Un trueno ronco estremeció el Altiplano entero y los instrumentos dejaron de sonar de sopetón. Todo el mundo salió corriendo: King Kong corrió a una bodega a proteger su pelambre de la lluvia y a seguir mojándose solo por dentro con más cerveza. El diablo rojo entró en la iglesia y se persignó. El arcángel Gabriel gritó una lisura ¡carajo! al ver su ropa empapada en un instante y fue a cambiarse de calzón. Y hasta mi mamá corrió a un restaurante a comerse otro cuy sin darse cuenta de que en el camino perdía su cascabel. Miré alrededor y nadie, nada. Sólo el cascabel de mi madre rodando en el cemento. Sin entender por qué, como si no fuera dueña de mis actos, fui hacia él, me agaché a recogerlo y al incorporarme la vi. Blanca, reluciente, inmune a la tormenta, coronada por una constelación de estrellas, serena y plácida, como acabando de amamantar al niño que tenía en brazos. La Mamacha Candelaria me observaba desde la cima de su anda, a las puertas de su templo. Sin poder esquivar su mirada, sintiendo cómo la lluvia traspasaba mi impermeable, no supe qué hacer. La seguí mirando y creí (¿yo he dicho creí?) oír que me decía: Ahora anda al hotel y ponte a escribir.

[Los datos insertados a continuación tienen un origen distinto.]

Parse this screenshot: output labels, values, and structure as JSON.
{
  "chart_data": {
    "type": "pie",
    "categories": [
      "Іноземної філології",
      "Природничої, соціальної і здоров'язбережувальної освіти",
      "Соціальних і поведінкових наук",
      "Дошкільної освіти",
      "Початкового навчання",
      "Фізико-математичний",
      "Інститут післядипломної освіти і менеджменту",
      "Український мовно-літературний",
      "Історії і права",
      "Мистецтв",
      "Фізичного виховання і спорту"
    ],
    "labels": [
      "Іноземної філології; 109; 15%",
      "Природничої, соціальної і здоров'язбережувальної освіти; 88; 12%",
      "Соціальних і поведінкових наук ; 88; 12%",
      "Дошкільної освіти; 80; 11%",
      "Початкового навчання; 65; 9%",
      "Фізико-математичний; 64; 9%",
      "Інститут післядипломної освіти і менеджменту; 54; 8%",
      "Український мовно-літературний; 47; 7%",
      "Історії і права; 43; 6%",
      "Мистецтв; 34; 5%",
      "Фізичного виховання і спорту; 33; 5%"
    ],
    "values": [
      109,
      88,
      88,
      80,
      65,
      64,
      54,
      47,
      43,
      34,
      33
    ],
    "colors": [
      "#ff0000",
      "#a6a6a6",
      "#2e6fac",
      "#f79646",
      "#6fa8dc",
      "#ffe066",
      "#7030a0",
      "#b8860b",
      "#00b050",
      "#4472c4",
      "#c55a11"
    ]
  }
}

Yo sigo sin creer en dioses, en fundadores de imperios patriarcales, en ángeles, diablos e imágenes de madres condenadas a la virginidad como virtud. Sigo tomando nada más que agua, y a lo sumo mate de coca para el soroche. Jamás me comeré un cuy ni nada que tenga ojos. Pero desde entonces llevo la estampita de tela de la Candelaria que mi madre me regaló. Escondida en un bolsillo interior arriba y a la izquierda, sólo por casualidad cerca de mi corazón. Y la agarro fuerte nada más que cuando hay tormenta. Que conste.

Dedico este premio a mi madre y a las gentes de Puno por haberme inspirado este cuento.
Agradezco al jurado este sueño hecho realidad, a los demás escritores y escritoras galardonados sus correos, enlaces y fotos que me hicieron sentirme un poquito más cerca de Argentina en el evento de entrega de premios.
Y gracias a ti, Mamacha Candelaria, por recordarme que jamás debo perder la fe... en mí misma.